Хомяков отпрянул и удивился. А потом улыбнулся и сказал:
– Ну вот, всё в порядке! Заговорил.
Дегенгард остановился, заставил себя медленно отпустить Хомякова, посмотрел на руки. Ярость прошла.
– Извини… Что-то я не то… – он потрогал челюсть.
– Нормально всё, – Хомяков облегченно выдохнул, но отодвинул стул подальше. – После того как ты уделал пенсионера и забулдыгу, я считаю – мне повезло, – он засмеялся. – Однако удивил ты нас, Адамыч, сегодня, честное слово… Я думал, ты интеллигент маломощный, а ты вон, оказывается, какой боец! Спецназовец!
Дегенгард ничего не понимал. Хомяков говорил что-то такое, что явно имело к нему, к Дегенгарду, непосредственное отношение, но… Ерунда какая-то!
– Ты о чем это, Степаныч?
– Как о чем? – удивился Хомяков. – О тебе!.. Герой!.. Ты что, не помнишь ничего?
– Нет…
– Не помнишь?.. Ого!.. Ты ж, Адамыч, голыми руками… и ногами… чуть не убил двух человек!.. Ну, этого забулдыгу в камере – хрен с ним, за него спрос небольшой… Решили, что он сам на тебя рыпнулся, а ты защищался удачно… – Хомяков вскинул кулаки и помахал ими в воздухе. – А вот с пенсионером неприятность посерьезнее… Он в больницу угодил с переломами… Придется это как-нибудь улаживать… Ну… ты даешь… Иногда, – Хомяков задумался, – даже довольно часто, мне тоже хочется кому-нибудь нос свернуть и зубы вышибить… Но, боюсь увлечься… А ты – молодец, – он хлопнул Дегенгарда по плечу…
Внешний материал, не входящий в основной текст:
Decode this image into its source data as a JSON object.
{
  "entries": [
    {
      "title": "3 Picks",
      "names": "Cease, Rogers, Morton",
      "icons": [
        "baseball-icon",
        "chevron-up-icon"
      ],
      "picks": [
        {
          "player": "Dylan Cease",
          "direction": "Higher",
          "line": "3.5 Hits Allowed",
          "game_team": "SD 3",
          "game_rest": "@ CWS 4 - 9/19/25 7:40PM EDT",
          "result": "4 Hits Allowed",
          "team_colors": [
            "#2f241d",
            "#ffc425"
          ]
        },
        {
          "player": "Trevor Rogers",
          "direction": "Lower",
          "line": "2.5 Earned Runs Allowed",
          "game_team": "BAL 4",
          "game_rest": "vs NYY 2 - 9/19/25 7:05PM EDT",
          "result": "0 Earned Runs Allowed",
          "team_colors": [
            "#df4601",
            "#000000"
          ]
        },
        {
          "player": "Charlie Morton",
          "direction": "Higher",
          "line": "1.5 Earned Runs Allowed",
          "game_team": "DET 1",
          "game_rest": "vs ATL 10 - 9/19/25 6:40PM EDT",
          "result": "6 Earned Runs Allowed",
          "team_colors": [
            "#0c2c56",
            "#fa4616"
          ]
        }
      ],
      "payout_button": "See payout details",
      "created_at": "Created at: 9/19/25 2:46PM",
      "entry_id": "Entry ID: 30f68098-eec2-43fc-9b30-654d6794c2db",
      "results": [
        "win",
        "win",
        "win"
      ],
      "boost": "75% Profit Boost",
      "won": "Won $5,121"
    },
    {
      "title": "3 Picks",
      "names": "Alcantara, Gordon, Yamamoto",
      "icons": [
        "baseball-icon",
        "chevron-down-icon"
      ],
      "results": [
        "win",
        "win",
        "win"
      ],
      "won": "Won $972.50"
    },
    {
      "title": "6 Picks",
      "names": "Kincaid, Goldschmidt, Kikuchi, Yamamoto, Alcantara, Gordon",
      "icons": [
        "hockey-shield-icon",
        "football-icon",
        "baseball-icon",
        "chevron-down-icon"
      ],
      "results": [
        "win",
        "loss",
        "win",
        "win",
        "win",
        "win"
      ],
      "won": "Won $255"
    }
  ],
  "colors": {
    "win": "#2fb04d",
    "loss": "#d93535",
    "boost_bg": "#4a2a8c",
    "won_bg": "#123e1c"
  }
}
Осознав случившееся, Дегенгард снова погрузился в какой-то туман, правда, не такой плотный, в каком он побывал до этого, но растянувшийся на несколько дней.
Глава третья
ДОМИК В ДЕРЕВНЕ
Поедем, приятель, на дачу…
Группа «Ва-Банк»
1
Спасибо Хомякову. Благодаря ему и его связям, Дегенгарду удалось сравнительно легко отделаться. Эпизод с забулдыгой, как и обещал Игорь Степанович, прошел незамеченным. В том отделении милиции, куда загребли Дегенгарда, работал бывший сослуживец Хомякова, следователь Драчев. Драчев помог замять дело. Пенсионера удалось уговорить на мировую. За небольшие относительно деньги он согласился помириться. Деньги заплатил сын Георгия Адамовича.
А вот с работы Дегенгарда уволили. Хамы, пришедшие к власти везде, в том числе и в области культуры, воспользовались этим поводом, чтобы отправить на пенсию заслуженного работника, который мешал им обделывать их грязные делишки и везде где не надо совал свой нос. И тут Хомяков оказался бессилен. Слишком высоко, — сказал он, – уходят нити, — и показал пальцем в потолок, – тут я бессилен.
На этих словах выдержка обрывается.